How a trade effluent audit can improve water efficiency
Temperatures reached 40.3 degrees Celsius in the UK in July 2022. The summer heatwave prompted the UK Drought Group to meet and discuss how to address the hot weather. If a drought is declared, farmers could be banned from watering their crops, threatening the autumn harvest. The extreme heat is predicted to continue in the future as the effects of climate change become more pronounced. And this is not just happening in the UK: Cape Town nearly ran out of water this year.
This means we all have a duty to use water more responsibly. Public and private businesses have a role to play in reporting and reducing their water footprint. The world's largest 2,025 companies have made a start, with a quarter reporting the benefits of implementing water efficiency measures. However, every business could benefit from improving its water efficiency for several important reasons.
Stay ahead of future regulations
There are no current regulations stipulating that companies must use circular water management practices such as reusing and recycling water. However, climate change, population growth, and tighter ESG standards will likely result in strict future legislation.
There are two ways businesses can address this changing environment, proactively preempting regulations or waiting and reactively implementing measures. Those who take the first option are likely to fare better.
Improve your reputation and make savings
There is no question that the public’s attitude towards environmental concerns is changing. Today, companies must actively show they are improving their environmental credentials. Not doing so can result in reputational damages and a decrease in consumer loyalty. However, having a strategy in place to report on and improve their water management can help companies mitigate reputational risks and improve their reputation.
Implementing water efficiency measures will save businesses money by identifying possibilities for operational improvements. The key is to make smart investments that lead to long-term cost savings. For example, in India, Diageo has implemented water recycling systems that will enable it to reuse up to 500,000 cubic metres of water a year—enough to fill 200 Olympic swimming pools—and a 35% reduction in water extraction.
The drinks company even went further to publish a ‘water blueprint’, which plans to improve water efficiency by 50%, return 100% of wastewater to the environment safely, implement clean water and sanitation projects in water-stressed areas, and replenish the areas with the equivalent amount of water it uses. Not only will this save the company money, but it will also have an extremely positive impact on its corporate reputation.
What is water efficiency?
Water efficiency could refer to a range of measures, including simple ones such as turning the tap off while brushing your teeth. However, whilst these individual efforts are necessary and valiant, businesses should seek to implement circular water management practices with environmental benefits. This is sometimes referred to as the 5Rs approach.
- Reduce: reduce water losses to improve water efficiency
- Reuse: reuse water after it has been treated
- Recycle: recycle wastewater (also known as water reclamation) using machinery and chemicals for reuse in your own or other company's industrial cycles
- Restore: return water to the place from where it was taken (in the same or a better state in which it was found)
- Recover: take resources out of wastewater and give them a use (biosolids and nutrients, for example)
Carrying out a trade effluent audit to become more efficient
Perhaps you are sold by the idea of circular water management and reusing and recycling water in your business but don’t know how to start implementing the process.
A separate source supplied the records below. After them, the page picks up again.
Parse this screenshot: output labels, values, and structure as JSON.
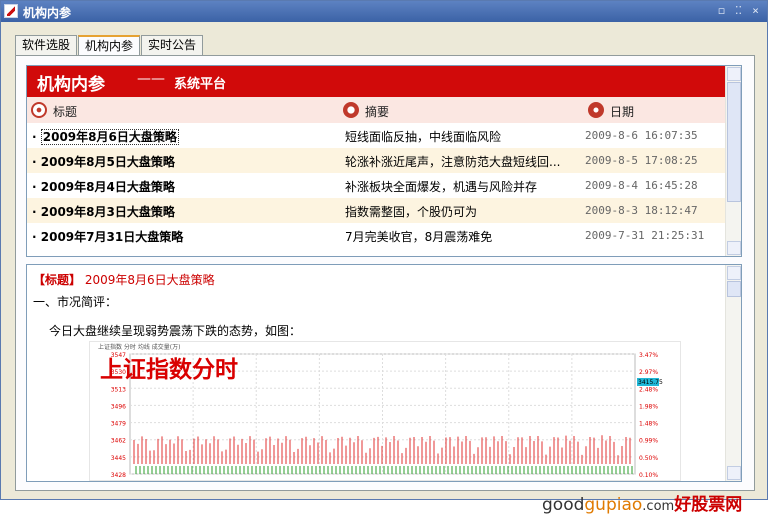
{
  "window": {
    "title": "机构内参",
    "btn_restore": "◻",
    "btn_grip": "⁚⁚",
    "btn_close": "×"
  },
  "tabs": [
    {
      "label": "软件选股",
      "active": false
    },
    {
      "label": "机构内参",
      "active": true
    },
    {
      "label": "实时公告",
      "active": false
    }
  ],
  "banner": {
    "title": "机构内参",
    "separator": "——",
    "subtitle": "系统平台"
  },
  "list": {
    "header": {
      "title": "标题",
      "summary": "摘要",
      "date": "日期"
    },
    "rows": [
      {
        "title": "2009年8月6日大盘策略",
        "summary": "短线面临反抽，中线面临风险",
        "date": "2009-8-6 16:07:35"
      },
      {
        "title": "2009年8月5日大盘策略",
        "summary": "轮涨补涨近尾声，注意防范大盘短线回...",
        "date": "2009-8-5 17:08:25"
      },
      {
        "title": "2009年8月4日大盘策略",
        "summary": "补涨板块全面爆发，机遇与风险并存",
        "date": "2009-8-4 16:45:28"
      },
      {
        "title": "2009年8月3日大盘策略",
        "summary": "指数需整固，个股仍可为",
        "date": "2009-8-3 18:12:47"
      },
      {
        "title": "2009年7月31日大盘策略",
        "summary": "7月完美收官，8月震荡难免",
        "date": "2009-7-31 21:25:31"
      }
    ]
  },
  "detail": {
    "title_label": "【标题】",
    "title_value": "2009年8月6日大盘策略",
    "section": "一、市况简评：",
    "paragraph": "今日大盘继续呈现弱势震荡下跌的态势，如图：",
    "chart_caption": "上证指数分时",
    "chart_top": "上证指数  分时  均线  成交量(万)",
    "y_left": [
      "3547",
      "3530",
      "3513",
      "3496",
      "3479",
      "3462",
      "3445",
      "3428"
    ],
    "y_right": [
      "3.47%",
      "2.97%",
      "2.48%",
      "1.98%",
      "1.48%",
      "0.99%",
      "0.50%",
      "0.10%"
    ],
    "price_tag": "3415.75"
  },
  "watermark": {
    "part1": "good",
    "part2": "gupiao",
    "part3": ".com",
    "part4": "好股票网"
  },
  "colors": {
    "banner": "#d10a0a",
    "alt_row": "#fdf4e0",
    "header": "#fbe7e2",
    "accent": "#cc0000"
  }
}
Carrying out a trade effluent audit can help your business understand how it uses water and identify opportunities for improvement.
Not only will this be environmentally friendly, but it will also show you ways to reduce costs. This is relevant if your business outputs water as you are charged for your effluent discharge, also known as trade effluent.
Trade effluent is liquid waste a business or industry expels into sewers. However, it does not include domestic wastewater from toilets or washing dishes. This discharge contains many harmful substances; thus, it needs to be authorised by the sewage company, which will charge for it (the cost depending on how harmful the substances are).
Paying for trade effluent can cost a company a considerable sum of money—sometimes more than its fresh water usage. Therefore, carrying out a trade effluent audit can help become more efficient and save money. It involves analysing your trade effluent output and pinpointing ways you can make savings. The professional water company carrying out the trade effluent audit will also ensure that your business is being compliant with its effluent discharge.
Identifying opportunities for improvement
The audit will help you understand your trade effluent. Your business processes will also be put under the spotlight to see how you could save money on trade effluent costs.
Common ways of saving money identified in a trade effluent audit include:
- Recovering resources in wastewater and turning them into raw material that can be sold instead of discharging the wastewater.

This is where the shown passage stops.